Jean de Dieu Henri François GOULIN

(1859 - 1939)

Jean de Dieu Henri François GOULIN dit Henri est né à Reims (Marne) le 9 février 1859, il est le fils du cordonnier Jean-François Goulin et de Virginie Nicole Cochet.

Il a passé son enfance dans cette ville au 29 rue Ruinart de Brimont, dans le quartier bien fréquenté de la paroisse Saint-André. où il a étudié à l’école des Frères, rue Perdue dans le centre historique de Reims.

En 1872, Jean Goulin obtient un prix cantonal à un concours institué entre écoles primaires de la Marne.

En 1879, Jean-de-Dieu Henri Goulin habite au 29 rue Ruinart et est employé aux tissus à la maison Henry Mennesson (il a 25 ans).

Le 17 juin 1884 il a épousé à Reims, Félicie GRIFFON âgée de 24 ans originaire de Thillois, une petite commune proche de la capitale champenoise où ses parents étaient cultivateurs.

Après ce mariage il est allé s'installer au 21 rue de Bétheny dans la maison appartenant à la famille de sa femme dont la mère Félicité LOTH habitera avec eux jusqu'à sa mort en 1898.

Henri GOULIN et sa femme Félicité GRIFFON

De son mariage avec Félicie GRIFFON, Henri GOULIN a eu six enfants tous nés à Reims auprès desquels il exercera une très forte autorité :

- Henri Jean Rémi Alphonse dit Henri GOULIN né le 7 août 1885 qui a épousé Suzanne Clémence MARTELLET et est devenu directeur de Filatures à Fourmies dans le Nord.

- Jean de Dieu Louis Joseph dit Louis GOULIN né le 29 septembre 1888 qui a épousé Marthe GUILLEMART et s'est installé comme vigneron à Sacy non loin de Reims. Son fils Jacques GOULIN puis son petit-fils Christophe GOULIN ont repris l'exploitation familiale et continuent à y fabriquer un excellent vin de Champagne classé grand cru.

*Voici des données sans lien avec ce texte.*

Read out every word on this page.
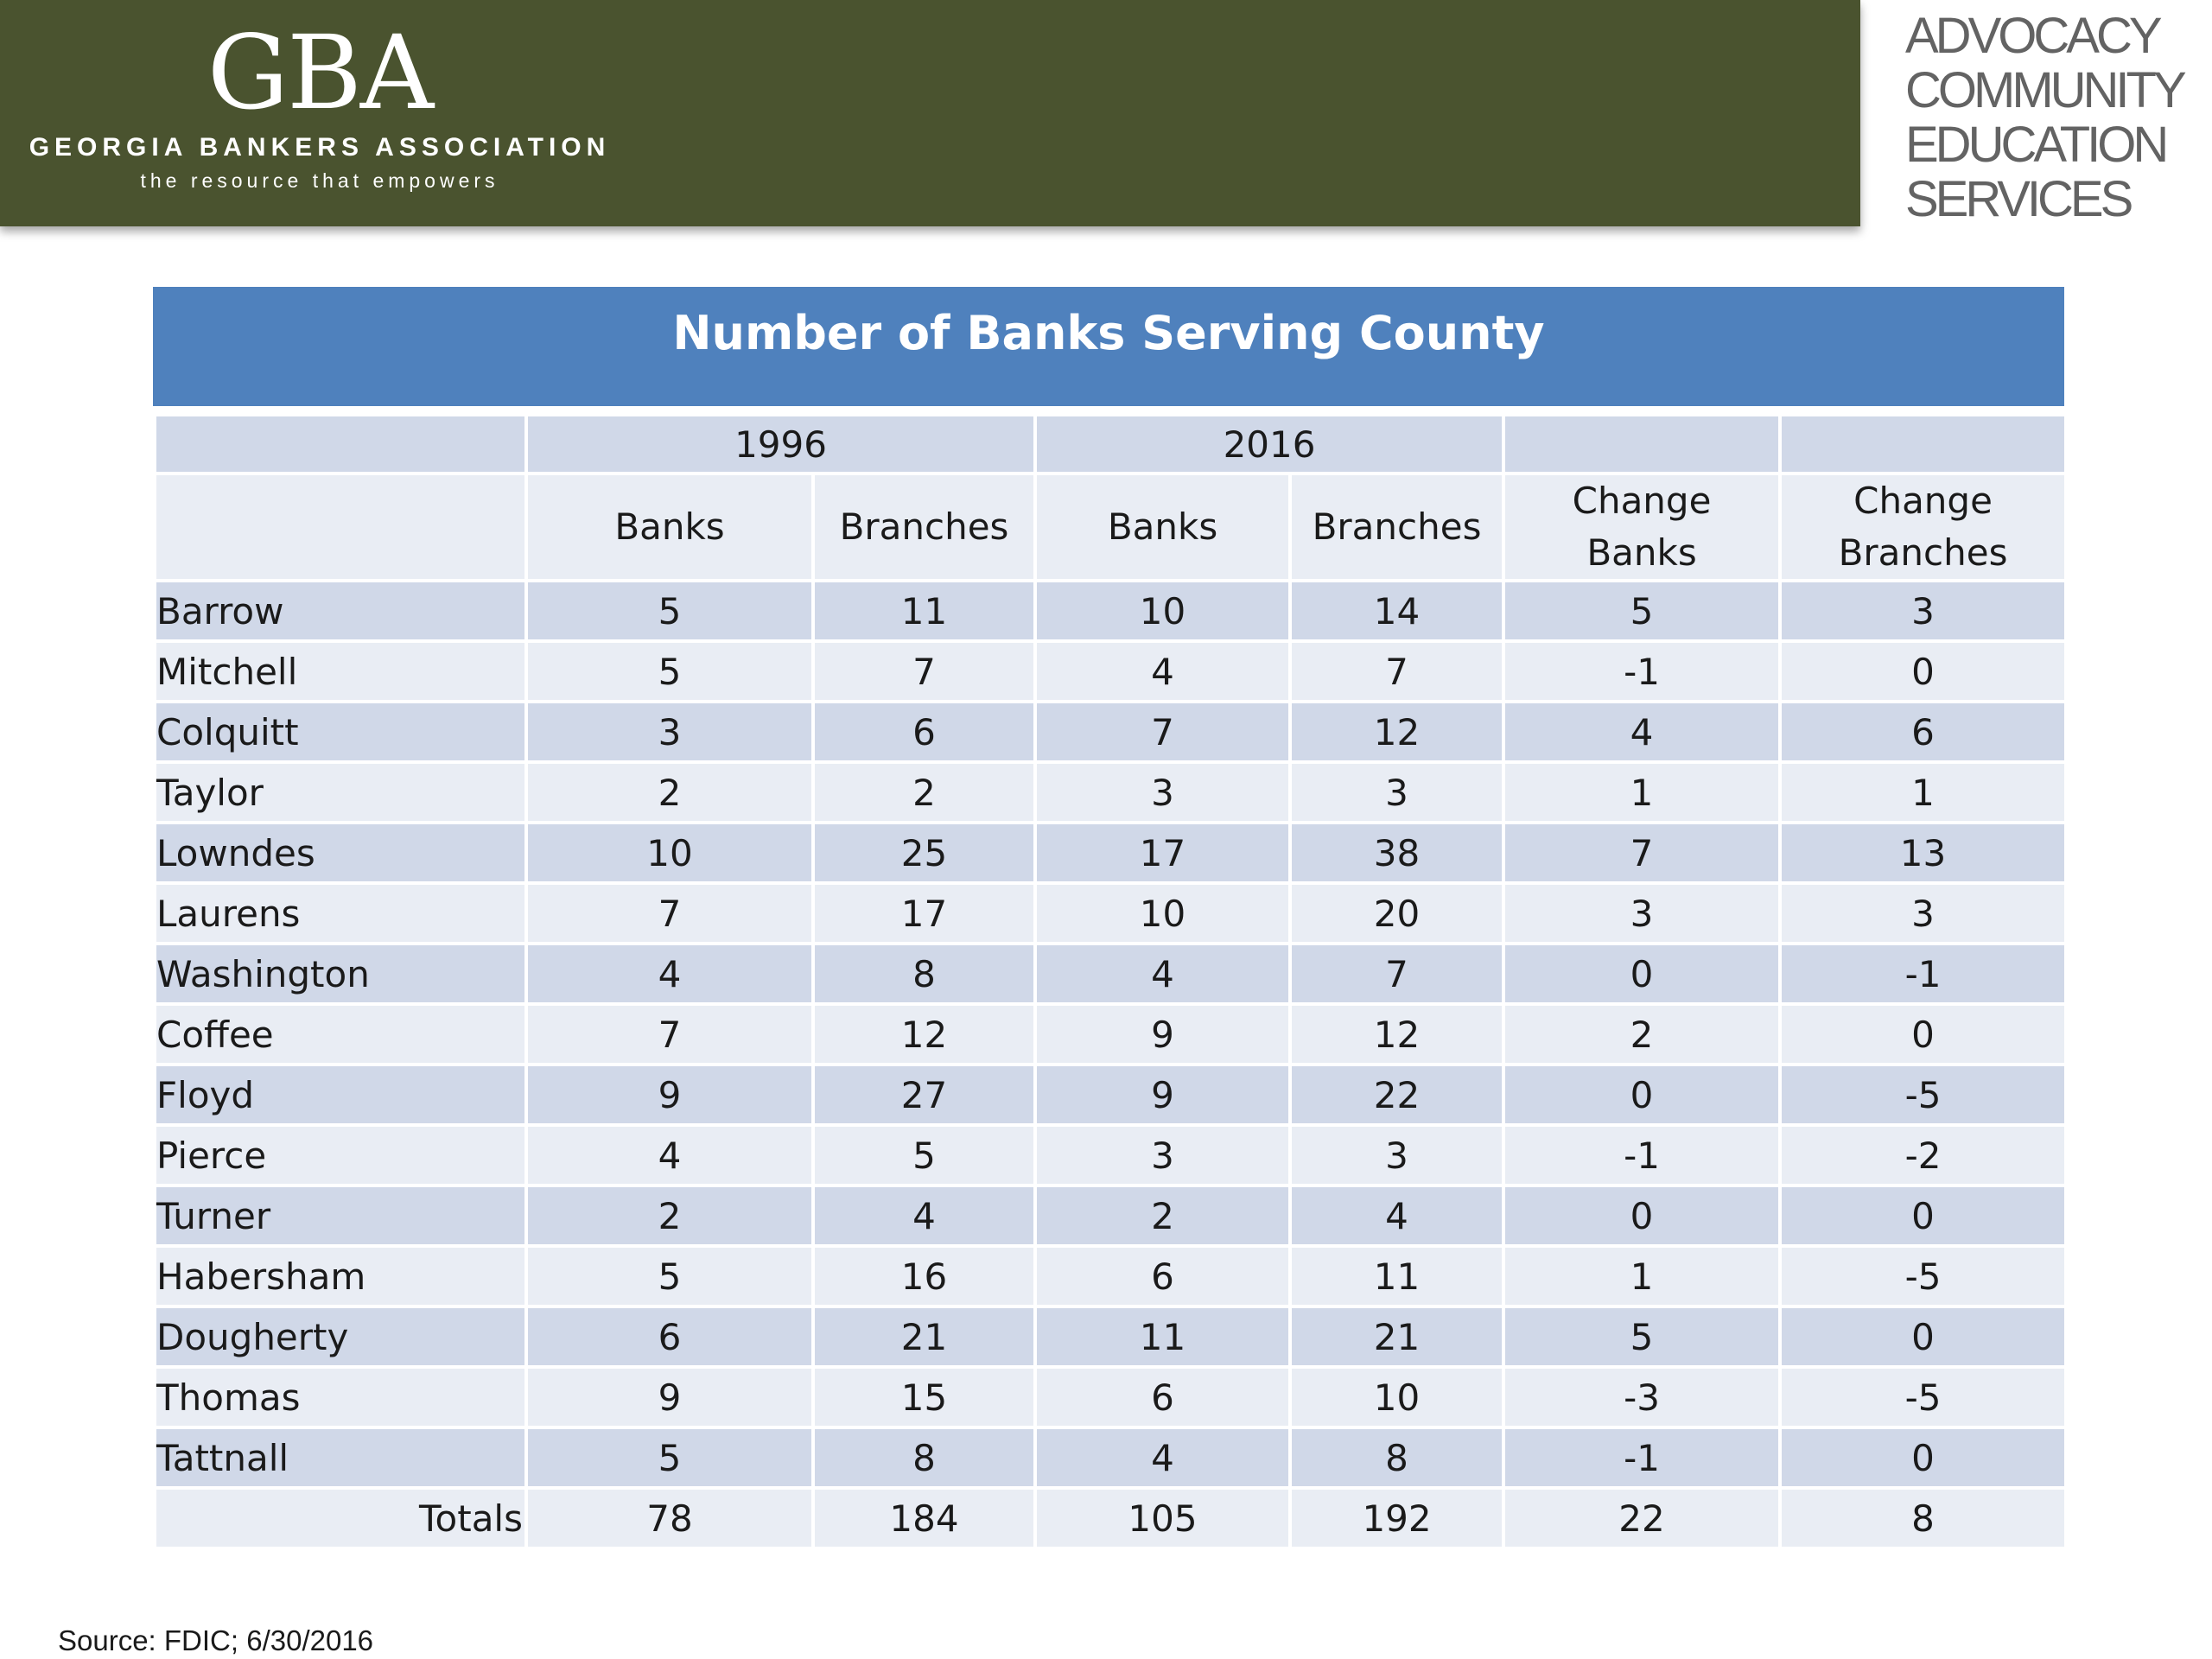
GBA
GEORGIA BANKERS ASSOCIATION
the resource that empowers
ADVOCACY
COMMUNITY
EDUCATION
SERVICES
Number of Banks Serving County
	1996		2016			
	Banks	Branches	Banks	Branches	Change Banks	Change Branches
Barrow	5	11	10	14	5	3
Mitchell	5	7	4	7	-1	0
Colquitt	3	6	7	12	4	6
Taylor	2	2	3	3	1	1
Lowndes	10	25	17	38	7	13
Laurens	7	17	10	20	3	3
Washington	4	8	4	7	0	-1
Coffee	7	12	9	12	2	0
Floyd	9	27	9	22	0	-5
Pierce	4	5	3	3	-1	-2
Turner	2	4	2	4	0	0
Habersham	5	16	6	11	1	-5
Dougherty	6	21	11	21	5	0
Thomas	9	15	6	10	-3	-5
Tattnall	5	8	4	8	-1	0
Totals	78	184	105	192	22	8
Source: FDIC; 6/30/2016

- Marie Madeleine Félicie dite Madeleine GOULIN née le 6 mai 1891 qui restera célibataire et vivra avec ses parents jusqu'à leur décès.

- Jules -André Joseph dit André GOULIN le 3 avril 1894 qui a épousé Yvonne JOUSSE (voir sa biographie détaillée plus loin).

- Fernand Maurice dit Maurice GOULIN né le 21 mars 1895 qui décédera enfant.

- Marie Henriette Cécile dite Cécile GOULIN née le 28 avril 1900 qui décédera quatre ans plus tard au mois de septembre 1894.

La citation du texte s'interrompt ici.